During National Protocol Officer Week, we caught up with Andrew Loeb Shoenig, winner of last year’s NPOW contest who captured—on film—a minor protocol breach involving a US flag being gifted to the wrong dignitary and how he was able to reconcile the situation. This year, we catch up with Andrew to get his reflections on his recent PSOW complimentary training, his current plans as well as his thoughts on the importance of protocol in today’s world.
Andrew, tell us about your complimentary training as winner of last year’s National Protocol Officer Week contest? What class did you attend and what was the experience like? I attended the May 2017 training in Washington, DC. It’s an intensive experience, covering a lot of ground in a relatively short amount of time. The course organizers and trainers put a lot of thought into the curriculum, mixing various formats of learning with an emphasis on application. They also – unsurprisingly – put a lot of thought into the experience. Memorable experiences are what protocol is about after all. Protocol is a toolbox, and the PSOW training is a great way to develop the various tools.

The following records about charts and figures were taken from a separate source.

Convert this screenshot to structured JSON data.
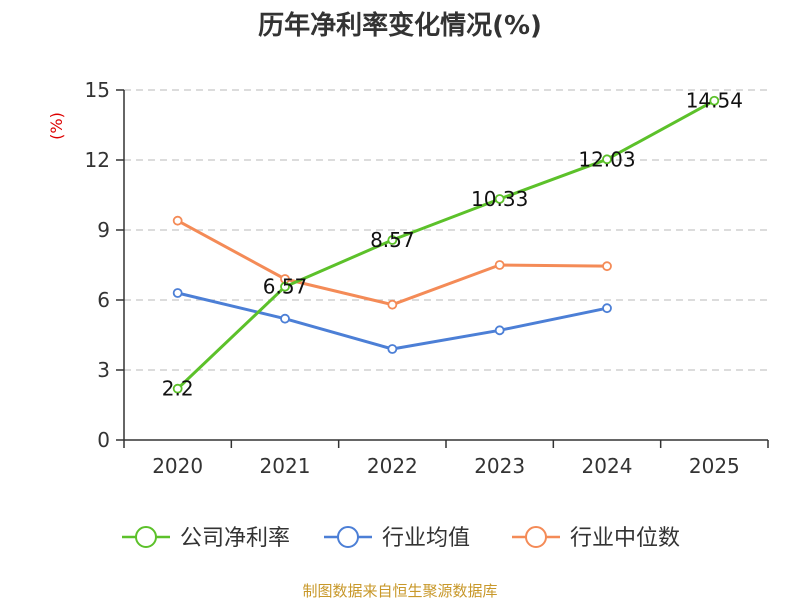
{
  "chart_data": {
    "type": "line",
    "title": "历年净利率变化情况(%)",
    "ylabel": "(%)",
    "xlabel": "",
    "categories": [
      "2020",
      "2021",
      "2022",
      "2023",
      "2024",
      "2025"
    ],
    "ylim": [
      0,
      15
    ],
    "yticks": [
      "0",
      "3",
      "6",
      "9",
      "12",
      "15"
    ],
    "grid": true,
    "legend_position": "bottom",
    "series": [
      {
        "name": "公司净利率",
        "color": "#5cc12a",
        "values": [
          2.2,
          6.57,
          8.57,
          10.33,
          12.03,
          14.54
        ],
        "labels": [
          "2.2",
          "6.57",
          "8.57",
          "10.33",
          "12.03",
          "14.54"
        ]
      },
      {
        "name": "行业均值",
        "color": "#4c7fd6",
        "values": [
          6.3,
          5.2,
          3.9,
          4.7,
          5.65,
          null
        ]
      },
      {
        "name": "行业中位数",
        "color": "#f48b57",
        "values": [
          9.4,
          6.9,
          5.8,
          7.5,
          7.45,
          null
        ]
      }
    ],
    "source": "制图数据来自恒生聚源数据库"
  }
}
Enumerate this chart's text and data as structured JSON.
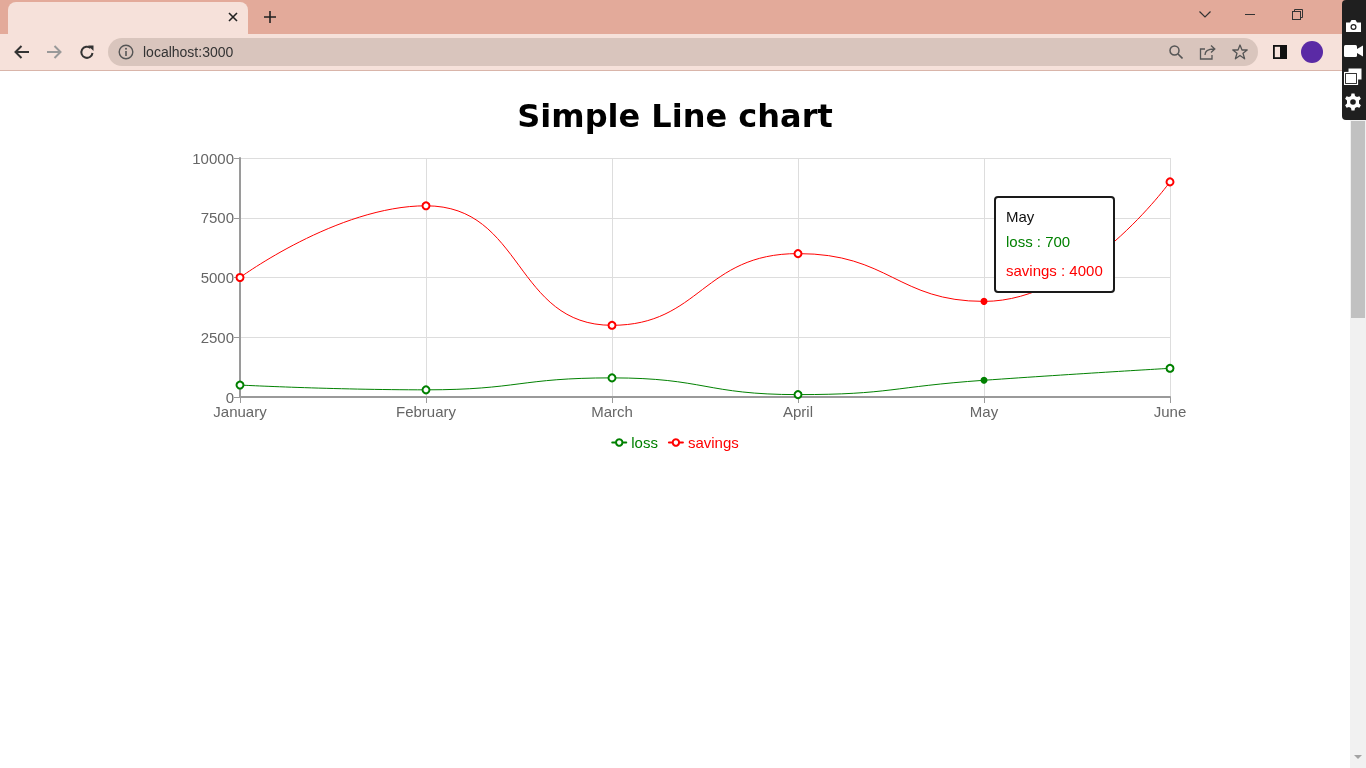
{
  "chart_data": {
    "type": "line",
    "title": "Simple Line chart",
    "categories": [
      "January",
      "February",
      "March",
      "April",
      "May",
      "June"
    ],
    "series": [
      {
        "name": "loss",
        "color": "#008000",
        "values": [
          500,
          300,
          800,
          100,
          700,
          1200
        ]
      },
      {
        "name": "savings",
        "color": "#ff0000",
        "values": [
          5000,
          8000,
          3000,
          6000,
          4000,
          9000
        ]
      }
    ],
    "ylim": [
      0,
      10000
    ],
    "yticks": [
      0,
      2500,
      5000,
      7500,
      10000
    ],
    "grid": true,
    "legend": "bottom",
    "marker": "circle",
    "line_style": "solid",
    "annotations": [
      "localhost:3000",
      "May",
      "loss : 700",
      {
        "text": "savings : 4000",
        "x": "May",
        "y": 4000
      }
    ]
  }
}
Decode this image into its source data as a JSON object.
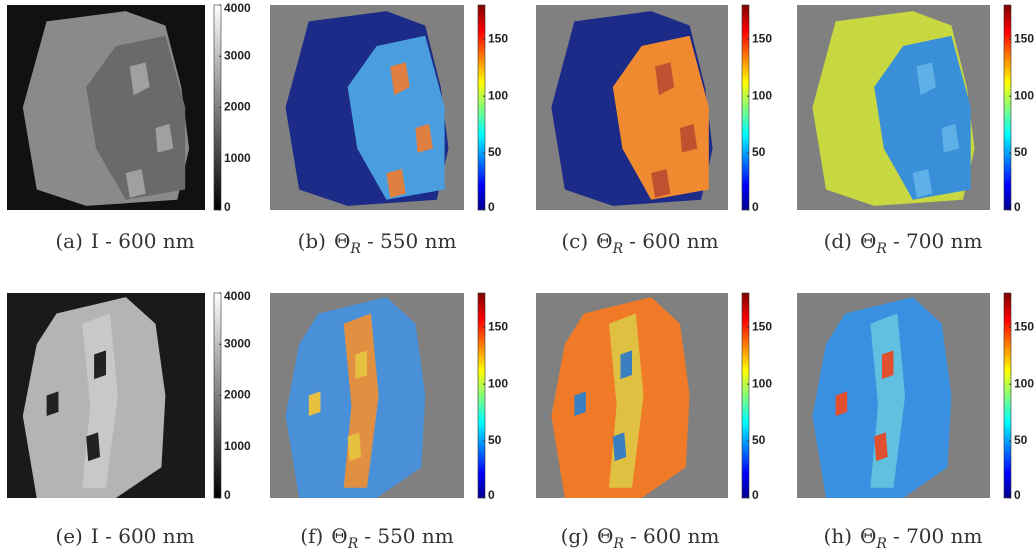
{
  "panels": [
    {
      "label": "(a)",
      "caption": "I - 600 nm",
      "colormap": "gray",
      "colorbar": {
        "lim": [
          0,
          4000
        ],
        "ticks": [
          0,
          1000,
          2000,
          3000,
          4000
        ]
      }
    },
    {
      "label": "(b)",
      "symbol": "Θ",
      "subscript": "R",
      "caption": "- 550 nm",
      "colormap": "jet",
      "colorbar": {
        "lim": [
          0,
          180
        ],
        "ticks": [
          0,
          50,
          100,
          150
        ]
      }
    },
    {
      "label": "(c)",
      "symbol": "Θ",
      "subscript": "R",
      "caption": "- 600 nm",
      "colormap": "jet",
      "colorbar": {
        "lim": [
          0,
          180
        ],
        "ticks": [
          0,
          50,
          100,
          150
        ]
      }
    },
    {
      "label": "(d)",
      "symbol": "Θ",
      "subscript": "R",
      "caption": "- 700 nm",
      "colormap": "jet",
      "colorbar": {
        "lim": [
          0,
          180
        ],
        "ticks": [
          0,
          50,
          100,
          150
        ]
      }
    },
    {
      "label": "(e)",
      "caption": "I - 600 nm",
      "colormap": "gray",
      "colorbar": {
        "lim": [
          0,
          4000
        ],
        "ticks": [
          0,
          1000,
          2000,
          3000,
          4000
        ]
      }
    },
    {
      "label": "(f)",
      "symbol": "Θ",
      "subscript": "R",
      "caption": "- 550 nm",
      "colormap": "jet",
      "colorbar": {
        "lim": [
          0,
          180
        ],
        "ticks": [
          0,
          50,
          100,
          150
        ]
      }
    },
    {
      "label": "(g)",
      "symbol": "Θ",
      "subscript": "R",
      "caption": "- 600 nm",
      "colormap": "jet",
      "colorbar": {
        "lim": [
          0,
          180
        ],
        "ticks": [
          0,
          50,
          100,
          150
        ]
      }
    },
    {
      "label": "(h)",
      "symbol": "Θ",
      "subscript": "R",
      "caption": "- 700 nm",
      "colormap": "jet",
      "colorbar": {
        "lim": [
          0,
          180
        ],
        "ticks": [
          0,
          50,
          100,
          150
        ]
      }
    }
  ]
}
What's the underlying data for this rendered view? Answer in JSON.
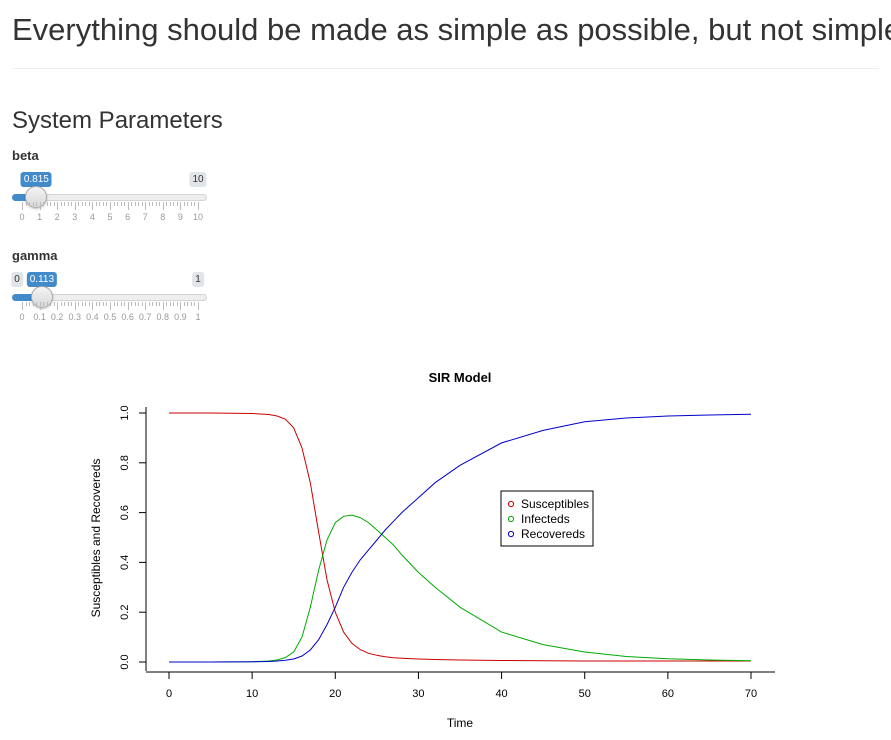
{
  "page": {
    "title": "Everything should be made as simple as possible, but not simpler",
    "section_title": "System Parameters"
  },
  "sliders": [
    {
      "label": "beta",
      "min": 0,
      "max": 10,
      "value": 0.815,
      "min_label": "0",
      "max_label": "10",
      "value_label": "0.815",
      "show_min_bubble": false,
      "ticks": [
        "0",
        "1",
        "2",
        "3",
        "4",
        "5",
        "6",
        "7",
        "8",
        "9",
        "10"
      ]
    },
    {
      "label": "gamma",
      "min": 0,
      "max": 1,
      "value": 0.113,
      "min_label": "0",
      "max_label": "1",
      "value_label": "0.113",
      "show_min_bubble": true,
      "ticks": [
        "0",
        "0.1",
        "0.2",
        "0.3",
        "0.4",
        "0.5",
        "0.6",
        "0.7",
        "0.8",
        "0.9",
        "1"
      ]
    }
  ],
  "colors": {
    "accent": "#428bca",
    "susceptibles": "#cc0000",
    "infecteds": "#00aa00",
    "recovereds": "#0000cc"
  },
  "chart_data": {
    "type": "line",
    "title": "SIR Model",
    "xlabel": "Time",
    "ylabel": "Susceptibles and Recovereds",
    "xlim": [
      0,
      70
    ],
    "ylim": [
      0,
      1
    ],
    "xticks": [
      0,
      10,
      20,
      30,
      40,
      50,
      60,
      70
    ],
    "yticks": [
      "0.0",
      "0.2",
      "0.4",
      "0.6",
      "0.8",
      "1.0"
    ],
    "grid": false,
    "legend_position": "center-right",
    "x": [
      0,
      5,
      10,
      12,
      13,
      14,
      15,
      16,
      17,
      18,
      19,
      20,
      21,
      22,
      23,
      24,
      25,
      26,
      27,
      28,
      30,
      32,
      35,
      40,
      45,
      50,
      55,
      60,
      65,
      70
    ],
    "series": [
      {
        "name": "Susceptibles",
        "values": [
          1.0,
          1.0,
          0.998,
          0.994,
          0.988,
          0.975,
          0.94,
          0.86,
          0.72,
          0.52,
          0.33,
          0.2,
          0.12,
          0.075,
          0.05,
          0.035,
          0.027,
          0.021,
          0.017,
          0.015,
          0.012,
          0.01,
          0.008,
          0.006,
          0.005,
          0.004,
          0.004,
          0.004,
          0.004,
          0.004
        ]
      },
      {
        "name": "Infecteds",
        "values": [
          0.0,
          0.0,
          0.001,
          0.004,
          0.008,
          0.018,
          0.04,
          0.1,
          0.22,
          0.37,
          0.49,
          0.56,
          0.585,
          0.59,
          0.58,
          0.56,
          0.53,
          0.5,
          0.47,
          0.43,
          0.36,
          0.3,
          0.22,
          0.12,
          0.07,
          0.04,
          0.022,
          0.013,
          0.008,
          0.005
        ]
      },
      {
        "name": "Recovereds",
        "values": [
          0.0,
          0.0,
          0.001,
          0.002,
          0.004,
          0.007,
          0.012,
          0.024,
          0.048,
          0.09,
          0.15,
          0.22,
          0.3,
          0.36,
          0.41,
          0.45,
          0.49,
          0.53,
          0.565,
          0.6,
          0.66,
          0.72,
          0.79,
          0.88,
          0.93,
          0.965,
          0.98,
          0.988,
          0.992,
          0.995
        ]
      }
    ]
  }
}
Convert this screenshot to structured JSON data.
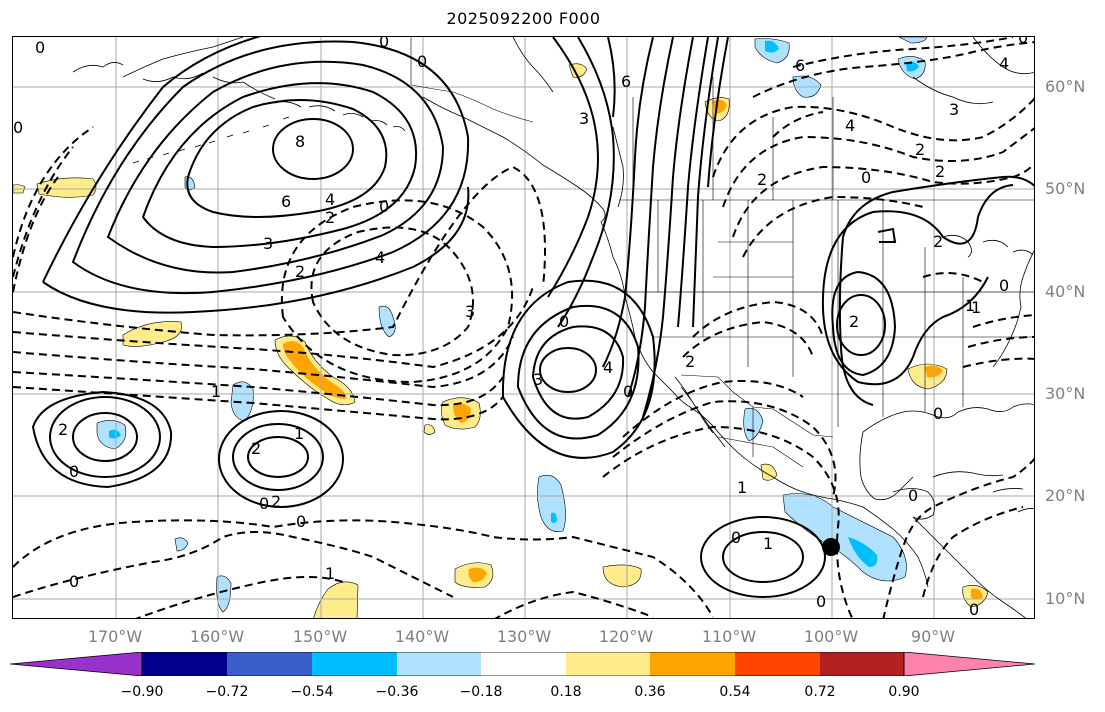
{
  "title": "2025092200 F000",
  "lat_labels": [
    "60°N",
    "50°N",
    "40°N",
    "30°N",
    "20°N",
    "10°N"
  ],
  "lon_labels": [
    "170°W",
    "160°W",
    "150°W",
    "140°W",
    "130°W",
    "120°W",
    "110°W",
    "100°W",
    "90°W"
  ],
  "colorbar": {
    "ticks": [
      "−0.90",
      "−0.72",
      "−0.54",
      "−0.36",
      "−0.18",
      "0.18",
      "0.36",
      "0.54",
      "0.72",
      "0.90"
    ],
    "colors": [
      "#9932cc",
      "#00008b",
      "#3a5fcd",
      "#00bfff",
      "#b0e2ff",
      "#ffffff",
      "#ffec8b",
      "#ffa500",
      "#ff4500",
      "#b22222",
      "#ff82ab"
    ]
  },
  "contour_labels": [
    "0",
    "0",
    "8",
    "6",
    "4",
    "3",
    "2",
    "2",
    "0",
    "0",
    "4",
    "3",
    "0",
    "6",
    "6",
    "3",
    "2",
    "4",
    "2",
    "0",
    "2",
    "2",
    "1",
    "3",
    "4",
    "4",
    "3",
    "1",
    "2",
    "2",
    "1",
    "2",
    "0",
    "0",
    "0",
    "0",
    "1",
    "0",
    "0",
    "1",
    "1",
    "0",
    "0",
    "2",
    "1",
    "2",
    "0",
    "0",
    "0",
    "0",
    "0"
  ],
  "markers": [
    {
      "name": "storm-center",
      "lat": 15,
      "lon": -100
    }
  ]
}
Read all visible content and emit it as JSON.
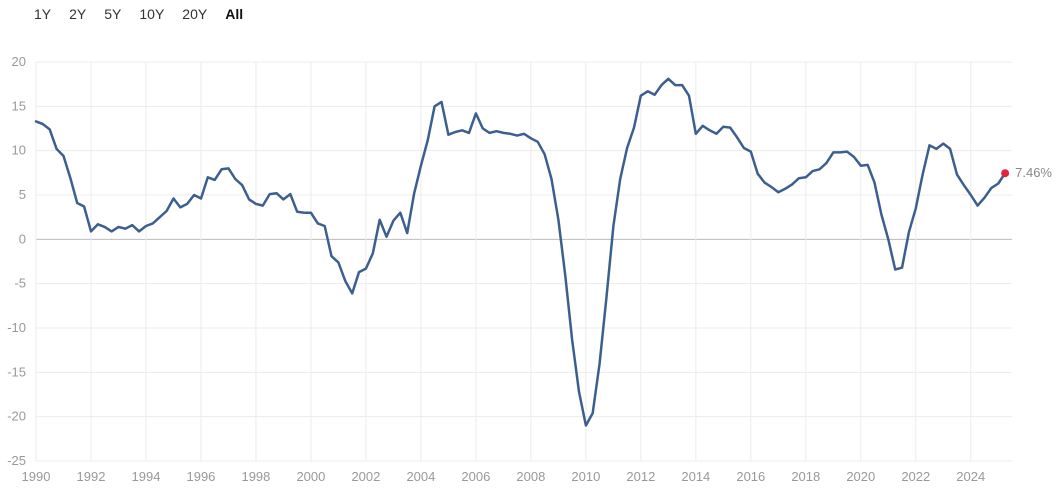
{
  "range_selector": {
    "options": [
      "1Y",
      "2Y",
      "5Y",
      "10Y",
      "20Y",
      "All"
    ],
    "selected": "All"
  },
  "end_label": "7.46%",
  "colors": {
    "line": "#3c5f8f",
    "end_marker": "#e0243b",
    "grid": "#ececec",
    "zero_line": "#bbbbbb"
  },
  "chart_data": {
    "type": "line",
    "title": "",
    "xlabel": "",
    "ylabel": "",
    "xlim": [
      1990,
      2025.5
    ],
    "ylim": [
      -25,
      20
    ],
    "y_ticks": [
      20,
      15,
      10,
      5,
      0,
      -5,
      -10,
      -15,
      -20,
      -25
    ],
    "y_tick_labels": [
      "20",
      "15",
      "10",
      "5",
      "0",
      "-5",
      "-10",
      "-15",
      "-20",
      "-25"
    ],
    "x_ticks": [
      1990,
      1992,
      1994,
      1996,
      1998,
      2000,
      2002,
      2004,
      2006,
      2008,
      2010,
      2012,
      2014,
      2016,
      2018,
      2020,
      2022,
      2024
    ],
    "x_tick_labels": [
      "1990",
      "1992",
      "1994",
      "1996",
      "1998",
      "2000",
      "2002",
      "2004",
      "2006",
      "2008",
      "2010",
      "2012",
      "2014",
      "2016",
      "2018",
      "2020",
      "2022",
      "2024"
    ],
    "grid": true,
    "series": [
      {
        "x": [
          1990.0,
          1990.25,
          1990.5,
          1990.75,
          1991.0,
          1991.25,
          1991.5,
          1991.75,
          1992.0,
          1992.25,
          1992.5,
          1992.75,
          1993.0,
          1993.25,
          1993.5,
          1993.75,
          1994.0,
          1994.25,
          1994.5,
          1994.75,
          1995.0,
          1995.25,
          1995.5,
          1995.75,
          1996.0,
          1996.25,
          1996.5,
          1996.75,
          1997.0,
          1997.25,
          1997.5,
          1997.75,
          1998.0,
          1998.25,
          1998.5,
          1998.75,
          1999.0,
          1999.25,
          1999.5,
          1999.75,
          2000.0,
          2000.25,
          2000.5,
          2000.75,
          2001.0,
          2001.25,
          2001.5,
          2001.75,
          2002.0,
          2002.25,
          2002.5,
          2002.75,
          2003.0,
          2003.25,
          2003.5,
          2003.75,
          2004.0,
          2004.25,
          2004.5,
          2004.75,
          2005.0,
          2005.25,
          2005.5,
          2005.75,
          2006.0,
          2006.25,
          2006.5,
          2006.75,
          2007.0,
          2007.25,
          2007.5,
          2007.75,
          2008.0,
          2008.25,
          2008.5,
          2008.75,
          2009.0,
          2009.25,
          2009.5,
          2009.75,
          2010.0,
          2010.25,
          2010.5,
          2010.75,
          2011.0,
          2011.25,
          2011.5,
          2011.75,
          2012.0,
          2012.25,
          2012.5,
          2012.75,
          2013.0,
          2013.25,
          2013.5,
          2013.75,
          2014.0,
          2014.25,
          2014.5,
          2014.75,
          2015.0,
          2015.25,
          2015.5,
          2015.75,
          2016.0,
          2016.25,
          2016.5,
          2016.75,
          2017.0,
          2017.25,
          2017.5,
          2017.75,
          2018.0,
          2018.25,
          2018.5,
          2018.75,
          2019.0,
          2019.25,
          2019.5,
          2019.75,
          2020.0,
          2020.25,
          2020.5,
          2020.75,
          2021.0,
          2021.25,
          2021.5,
          2021.75,
          2022.0,
          2022.25,
          2022.5,
          2022.75,
          2023.0,
          2023.25,
          2023.5,
          2023.75,
          2024.0,
          2024.25,
          2024.5,
          2024.75,
          2025.0,
          2025.25
        ],
        "values": [
          13.3,
          13.0,
          12.4,
          10.2,
          9.4,
          6.9,
          4.1,
          3.7,
          0.9,
          1.7,
          1.4,
          0.9,
          1.4,
          1.2,
          1.6,
          0.9,
          1.5,
          1.8,
          2.5,
          3.2,
          4.6,
          3.6,
          4.0,
          5.0,
          4.6,
          7.0,
          6.7,
          7.9,
          8.0,
          6.8,
          6.1,
          4.5,
          4.0,
          3.8,
          5.1,
          5.2,
          4.5,
          5.1,
          3.1,
          3.0,
          3.0,
          1.8,
          1.5,
          -1.9,
          -2.6,
          -4.7,
          -6.1,
          -3.7,
          -3.3,
          -1.6,
          2.2,
          0.3,
          2.1,
          3.0,
          0.7,
          5.1,
          8.3,
          11.2,
          15.0,
          15.5,
          11.8,
          12.1,
          12.3,
          12.0,
          14.2,
          12.5,
          12.0,
          12.2,
          12.0,
          11.9,
          11.7,
          11.9,
          11.4,
          11.0,
          9.6,
          6.8,
          2.2,
          -4.0,
          -11.3,
          -17.2,
          -21.0,
          -19.6,
          -14.0,
          -6.5,
          1.5,
          6.8,
          10.3,
          12.6,
          16.2,
          16.7,
          16.3,
          17.4,
          18.1,
          17.4,
          17.4,
          16.2,
          11.9,
          12.8,
          12.3,
          11.9,
          12.7,
          12.6,
          11.5,
          10.3,
          9.9,
          7.4,
          6.4,
          5.9,
          5.3,
          5.7,
          6.2,
          6.9,
          7.0,
          7.7,
          7.9,
          8.6,
          9.8,
          9.8,
          9.9,
          9.3,
          8.3,
          8.4,
          6.4,
          2.8,
          0.0,
          -3.4,
          -3.2,
          0.8,
          3.5,
          7.3,
          10.6,
          10.2,
          10.8,
          10.2,
          7.3,
          6.1,
          5.0,
          3.8,
          4.7,
          5.8,
          6.3,
          7.46
        ]
      }
    ]
  }
}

What were the top takeaways from your training as it relates to the protocol profession? What resonated with you the most? A benefit of the DC program is visiting the 9/11 Memorial at the Pentagon. Among her many accomplishments in her protocol career, one of the trainers Diane Brown had played a leading role in managing protocol during the immediate aftermath of the attack on the Pentagon in 2001. She also was responsible for protocol during the various memorial services that followed through the opening of the memorial several years later. Our site visit to the memorial with her was a real highlight of the program – and not just because it was one of the final sessions, which we know as protocol professionals tend to be what participants remember. I’d visited the memorial before on my own several times, but visiting with Diane added another level to the experience as we considered what role protocol played in ensuring the memorial dedication was a meaningful experience, despite the difficult context – difficult because of both the emotional purpose as well as high-stakes logistics.
This year’s theme for the NPOW contest theme is “Where in the World is Protocol?” where entrants are asked to describe a place in the world protocol (or lack thereof) is showcased in the world and why protocol professionals are needed more than ever. Do you have any immediate thoughts that come to mind on how you would answer this query?Protocol is a human endeavor – something one can forget when also considering flags, agendas, titles, and seating arrangements. As a human endeavor, I think protocol exists in the relationships between people. That’s where it is in the world.
You have already worked in some very interesting positions related to protocol, including your position as Associate Director of International Programs for the Congressional Studies Group at FMC. Get us up to speed on what you are doing now and what your future plans entail? I’m back in the classroom, this time as a graduate student of Public Administration in the School of Government at The University of North Carolina at Chapel Hill. This semester I’m in a course on Organization Theory, which uses a four-frame model developed by Bolman and Deal. In this course in particular, I’ve drawn on my past experiences in a protocol-related role and the PSOW training as context for our reading and discussion about the culture, people, politics, and structure of organizations and their environments. Looking ahead, I hope to find professional opportunities to support the strategic operations of public service organizations. An understanding of protocol can play a vital role in this work.
What do you think are the biggest challenges that protocol professionals face in a world of instant communication, political tweets and how “fake news” may cause misconceptions about other countries and cultures? Intentionally hurtful speech is inexcusable and incompatible with the values of public service. Unfortunately, intentionally hurtful speech, like more innocent faux pas, is nothing new. What has changed is the speed and reach of communication. Protocol professionals must work harder now to ensure solid people-to-people relationships under gird more fluctuating official ones.
What would you tell a prospective student thinking of attending a PSOW session? One of the assets of the PSOW Training is your cohort. While a heavy majority served the military, there were also protocol professionals from other sectors. The varied perspectives enrich group discussions and adds great value to the formal curriculum. As you learn, protocol is both an art and a science, best when tailored to the environment and purpose.